A Pulitzer Prize-winning journalist and WVU communications, journalism and law professors address the erosion of the First Amendment, fake news, and why a free press is necessary for a strong democracy.
The Panelists:
Robert Bastress is the John W. Fisher II Professor of Law and teaches Constitutional Law, West Virginia Constitutional Law, and Employment Discrimination. Prior to coming to WVU in 1978, he practiced law in Kentucky for the Appalachian Research and Defense Fund and was an Abraham Freedman Fellow at the Temple University School of Law in Philadelphia. Throughout his career, Bastress has engaged in extensive litigation dealing with constitutional, civil rights, and employment law issues. He is a Fellow of the West Virginia State Bar Foundation and a Fellow of the College of Labor and Employment Lawyers. Bastress is the author of The West Virginia Constitution (Oxford University Press, 2nd ed., 2016), and co-author of Interviewing, Counseling and Negotiating Skills for Effective Representation (Little Brown & Co., 1990). He earned his J.D. from Vanderbilt University and LL.M. from Temple University.

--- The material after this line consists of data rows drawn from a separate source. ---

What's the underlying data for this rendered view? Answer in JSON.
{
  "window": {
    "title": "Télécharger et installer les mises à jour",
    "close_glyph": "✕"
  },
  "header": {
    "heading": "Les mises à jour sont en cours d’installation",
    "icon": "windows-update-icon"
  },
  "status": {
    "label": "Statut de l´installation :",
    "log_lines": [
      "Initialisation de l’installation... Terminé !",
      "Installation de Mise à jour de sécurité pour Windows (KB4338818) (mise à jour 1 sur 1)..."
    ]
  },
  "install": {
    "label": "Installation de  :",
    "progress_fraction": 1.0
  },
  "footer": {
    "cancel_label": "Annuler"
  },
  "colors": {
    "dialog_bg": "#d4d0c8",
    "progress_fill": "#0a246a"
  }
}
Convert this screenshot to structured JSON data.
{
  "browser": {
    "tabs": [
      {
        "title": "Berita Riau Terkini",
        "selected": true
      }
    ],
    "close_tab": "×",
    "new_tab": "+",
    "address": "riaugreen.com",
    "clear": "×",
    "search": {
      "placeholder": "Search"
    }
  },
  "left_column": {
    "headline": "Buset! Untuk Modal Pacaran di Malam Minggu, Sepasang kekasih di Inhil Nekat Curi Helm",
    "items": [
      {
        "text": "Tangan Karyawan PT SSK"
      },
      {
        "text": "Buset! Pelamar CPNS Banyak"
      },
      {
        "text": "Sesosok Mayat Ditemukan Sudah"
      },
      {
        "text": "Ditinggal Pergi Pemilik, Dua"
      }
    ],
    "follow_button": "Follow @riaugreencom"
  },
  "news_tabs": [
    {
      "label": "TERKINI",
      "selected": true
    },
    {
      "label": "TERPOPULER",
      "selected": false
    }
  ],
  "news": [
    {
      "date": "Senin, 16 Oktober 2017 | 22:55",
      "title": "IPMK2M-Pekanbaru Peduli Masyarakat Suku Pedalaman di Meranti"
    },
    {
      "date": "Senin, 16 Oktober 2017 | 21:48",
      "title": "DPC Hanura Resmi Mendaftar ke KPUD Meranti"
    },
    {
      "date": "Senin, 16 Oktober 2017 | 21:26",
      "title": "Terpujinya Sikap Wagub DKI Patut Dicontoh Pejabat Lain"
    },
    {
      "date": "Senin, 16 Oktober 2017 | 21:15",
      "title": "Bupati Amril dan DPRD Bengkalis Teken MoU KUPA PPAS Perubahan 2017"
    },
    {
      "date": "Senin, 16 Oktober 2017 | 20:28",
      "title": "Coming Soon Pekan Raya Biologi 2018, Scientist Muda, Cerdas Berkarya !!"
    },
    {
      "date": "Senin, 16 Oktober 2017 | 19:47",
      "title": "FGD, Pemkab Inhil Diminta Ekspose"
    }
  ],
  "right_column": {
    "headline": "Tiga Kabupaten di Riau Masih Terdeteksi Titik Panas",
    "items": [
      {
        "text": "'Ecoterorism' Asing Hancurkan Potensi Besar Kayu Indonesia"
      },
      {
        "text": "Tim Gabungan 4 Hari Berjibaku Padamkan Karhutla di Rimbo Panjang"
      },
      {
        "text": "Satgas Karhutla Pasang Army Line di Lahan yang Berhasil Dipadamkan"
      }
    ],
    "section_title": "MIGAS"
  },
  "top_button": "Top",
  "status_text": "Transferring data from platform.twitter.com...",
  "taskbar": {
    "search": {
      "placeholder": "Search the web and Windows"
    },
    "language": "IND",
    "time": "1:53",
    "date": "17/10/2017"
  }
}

Alison Bass , assistant professor of journalism, teaches investigative reporting and writing, multimedia journalism, and health and science journalism. Bass is an award-winning journalist and critically acclaimed author of Getting Screwed: Sex Workers and the Law (ForeEdge, 2015), and Side Effects: A Prosecutor, a Whistleblower and a Bestselling Antidepressant on Trial (Algonquian Books, 2008). Bass was a long-time medical and science writer for The Boston Globe. Her work has also appeared in the Huffington Post, Buzzfeed and on Public Radio International’s website. Before coming to WVU, Bass taught journalism at Mount Holyoke College, Brandeis University and Boston University. She received her Bachelor of Arts degree from Brandeis University and her Master of Liberal Arts degree from Harvard University Extension School.
Elizabeth Cohen is an assistant professor in the WVU Department of Communication Studies. She researches the social and psychological impacts of different forms of media, such as television, social network sites, and video games. In addition to coauthoring two book chapters on how people process misinformation on social network sites, Cohen is conducting research to better understand how people respond to disagreeable political posts and fake news on Facebook. She is also investigating how people evaluate news differently on Twitter compared to when the exact same information when it is conveyed in a news article. Cohen discussed “fake news” during WVU’s Festival of Ideas series earlier this year. Her studies have been published in journals such as Mass Communication and Society, Cyberpsychology, Behavior and Social Networking, and Psychology of Popular Media Culture. Coehn earned her Ph.D. from Georgia State University.
Eric Eyre is a statehouse reporter for the Charleston (W.Va.) Gazette-Mail where has also covered education, health and business since joining the paper in 1998. Eyre's work has won several national awards, including the Pulitzer Prize for Investigative Reporting, the Investigative Reporters & Editors Medal, the Fred M. Hechinger Grand Prize in Education Reporting, the National Headliners Award, the Society of American Business Editors and Writers Award, the Gerald Loeb Award for business writing, and an Association of Health Care Journalists award. He also was the recipient of a Kaiser Family Foundation fellowship. Eyre's investigative stories have mostly spotlighted issues in rural West Virginia communities. He graduated from Loyola University of New Orleans and received a master's degree from the University of South Florida while on a Poynter Fund Fellowship.